Là où le livre est moins convaincant, c’est lorsque l’essayiste s’oriente sur le terrain de la politique. Porté par un vitalisme un peu naïf, le propos peine à se dégager de la dialectique dystopie/utopie, avec le sombre miroir d’une société déshumanisée par la machine d’un côté et la figure du zadiste connecté en modèle d’évolution de l’autre. Ceci dit, à défaut de tracer un chemin, Damasio ouvre la perspective de fort belle manière.
Julie PROUST TANGUY :
OK Boomer
Les innovations technologiques nous empêchent-elles de créer des liens sociaux ? Le mésusage de la technologie finira-t-il par nous priver de notre humanité ?
Damasio se propose d’explorer, en quelques chroniques hybrides, notre assujettissement aux technologies et au numérique, leurs conséquences sur nos corps, nos psychés et notre capacité à faire communauté. Il cherche ainsi à offrir un pendant concret à l’univers tissé dans Les furtifs, son dernier roman, en revendiquant régulièrement, au fil des pages, son identité profonde de romancier (« M’intéresse suprêmement le sentier plutôt que la carte ; l’enfrichement de la forêt plutôt que son quadrillage ; le récit et ses arcs plutôt que la flèche de la thèse »).
Hélas, si l’auteur semblait initialement vouloir offrir des Lettres persanes technologiques, il semble plutôt faire figure de Candide dépassé par ce qu’il voit et peine à transmettre : son propos confus montre une compréhension mal digérée du discours marketing d’Apple et des GAFAM. Tout cela éblouira peut-être les personnes maîtrisant peu le sujet mais agacera prodigieusement ceux qui l’ont un peu exploré, étaient curieux de voir ce qu’un auteur de SF avait à dire sur le sujet et seront révoltés qu’un écrivain aussi ouvertement engagé ne remette pas davantage en cause les défaillances systémiques de la Tech.

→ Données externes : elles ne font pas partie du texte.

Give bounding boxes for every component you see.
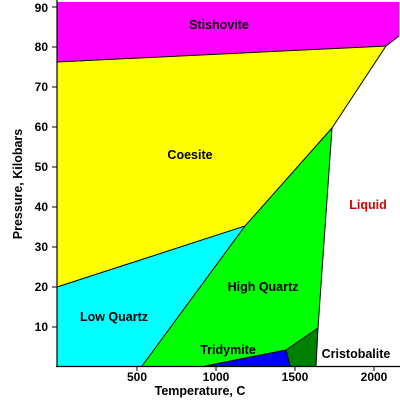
x-tick-label: 500	[127, 370, 147, 384]
y-tick-label: 50	[35, 160, 49, 174]
label-stishovite: Stishovite	[189, 18, 249, 32]
x-axis-title: Temperature, C	[155, 384, 246, 398]
y-tick-label: 70	[35, 80, 49, 94]
boundary-low-high-quartz	[141, 225, 246, 367]
y-axis-title: Pressure, Kilobars	[11, 129, 25, 240]
label-cristobalite: Cristobalite	[322, 347, 391, 361]
y-tick-label: 90	[35, 1, 49, 15]
region-coesite	[57, 46, 386, 287]
x-tick-marks	[136, 366, 375, 371]
y-tick-label: 20	[35, 280, 49, 294]
region-low-quartz	[57, 226, 245, 366]
boundary-coesite-liquid	[315, 45, 387, 367]
region-stishovite	[57, 2, 399, 62]
y-tick-label: 80	[35, 40, 49, 54]
region-high-quartz	[142, 128, 332, 366]
boundary-tridymite-cristobalite	[285, 349, 291, 367]
y-tick-label: 30	[35, 240, 49, 254]
label-high-quartz: High Quartz	[228, 280, 299, 294]
region-cristobalite	[286, 328, 318, 366]
x-tick-label: 2000	[361, 370, 388, 384]
label-coesite: Coesite	[167, 148, 212, 162]
label-tridymite: Tridymite	[200, 343, 256, 357]
y-tick-label: 60	[35, 120, 49, 134]
y-tick-label: 10	[35, 320, 49, 334]
x-tick-label: 1500	[282, 370, 309, 384]
label-low-quartz: Low Quartz	[80, 310, 148, 324]
y-tick-marks	[52, 6, 57, 328]
y-tick-label: 40	[35, 200, 49, 214]
label-liquid: Liquid	[349, 198, 387, 212]
x-tick-label: 1000	[203, 370, 230, 384]
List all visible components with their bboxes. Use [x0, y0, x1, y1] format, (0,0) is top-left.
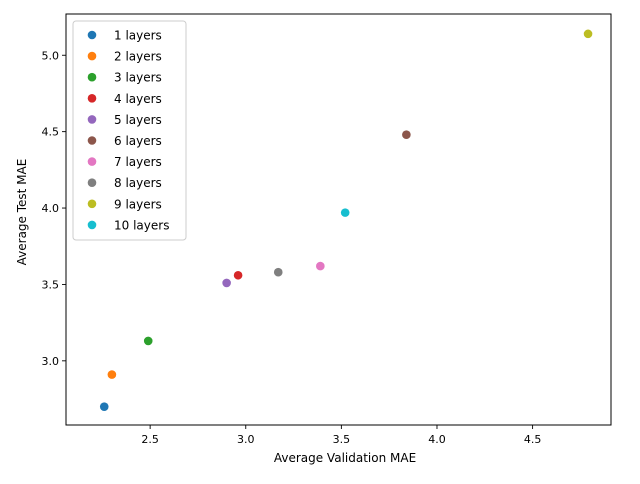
legend-label: 6 layers — [114, 134, 162, 148]
x-axis-ticks: 2.5 3.0 3.5 4.0 4.5 — [141, 425, 541, 446]
legend-marker — [87, 72, 97, 82]
x-tick-label: 2.5 — [141, 433, 159, 446]
legend-label: 1 layers — [114, 29, 162, 43]
legend-label: 10 layers — [114, 218, 169, 232]
legend-label: 2 layers — [114, 50, 162, 64]
y-axis-label: Average Test MAE — [15, 159, 29, 266]
x-tick-label: 4.0 — [428, 433, 446, 446]
y-tick-label: 5.0 — [42, 49, 60, 62]
data-point-series-4 — [233, 270, 243, 280]
y-tick-label: 4.5 — [42, 126, 60, 139]
legend-marker — [87, 178, 97, 187]
y-tick-label: 3.0 — [42, 355, 60, 368]
legend-label: 9 layers — [114, 197, 162, 211]
legend-label: 5 layers — [114, 113, 162, 127]
legend-marker — [87, 30, 97, 40]
legend-label: 7 layers — [114, 155, 162, 169]
x-tick-label: 3.5 — [333, 433, 351, 446]
legend-label: 3 layers — [114, 71, 162, 85]
legend-label: 8 layers — [114, 176, 162, 190]
legend-marker — [87, 115, 97, 124]
legend-marker — [87, 220, 97, 230]
legend-label: 4 layers — [114, 92, 162, 106]
data-point-series-6 — [402, 130, 411, 140]
legend-marker — [87, 94, 97, 103]
data-point-series-1 — [99, 402, 109, 411]
y-axis-ticks: 3.0 3.5 4.0 4.5 5.0 — [42, 49, 66, 368]
y-tick-label: 3.5 — [42, 278, 60, 291]
plot-area-frame — [65, 13, 612, 426]
legend-marker — [87, 51, 97, 61]
legend-marker — [87, 199, 97, 209]
data-point-series-10 — [340, 208, 350, 217]
data-point-series-3 — [143, 336, 153, 346]
data-point-series-7 — [316, 261, 325, 271]
x-tick-label: 3.0 — [237, 433, 255, 446]
legend-marker — [87, 157, 97, 166]
data-point-series-2 — [107, 370, 117, 379]
data-point-series-5 — [222, 278, 231, 288]
y-tick-label: 4.0 — [42, 202, 60, 215]
legend: 1 layers 2 layers 3 layers 4 layers 5 layers… — [72, 20, 187, 241]
x-axis-label: Average Validation MAE — [274, 451, 416, 465]
data-point-series-9 — [583, 29, 593, 39]
legend-box — [72, 20, 187, 241]
data-point-series-8 — [273, 267, 283, 277]
x-tick-label: 4.5 — [524, 433, 542, 446]
data-points — [99, 29, 593, 411]
legend-marker — [87, 136, 97, 145]
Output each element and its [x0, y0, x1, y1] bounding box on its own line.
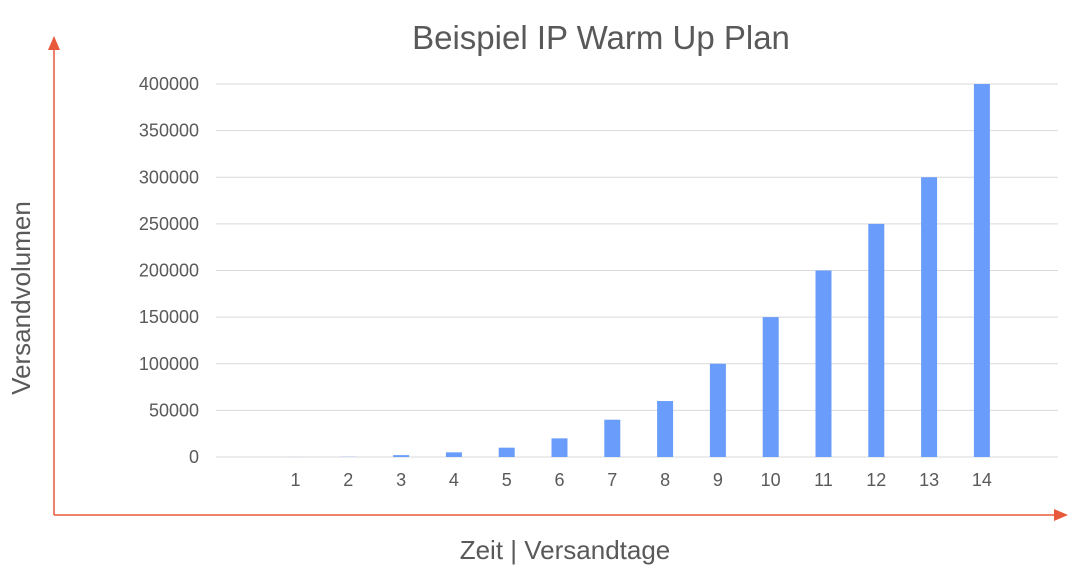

Notons, enfin, que les cabrioles linguistiques auxquelles l’auteur nous a habitués depuis un quart de siècle rendent son propos d’autant plus confus : réjouissantes quand il s’agit d’accoucher/aboucher un univers, elles ne conviennent pas à une technocritique qui finit par ressembler à un exercice de style mal maîtrisé.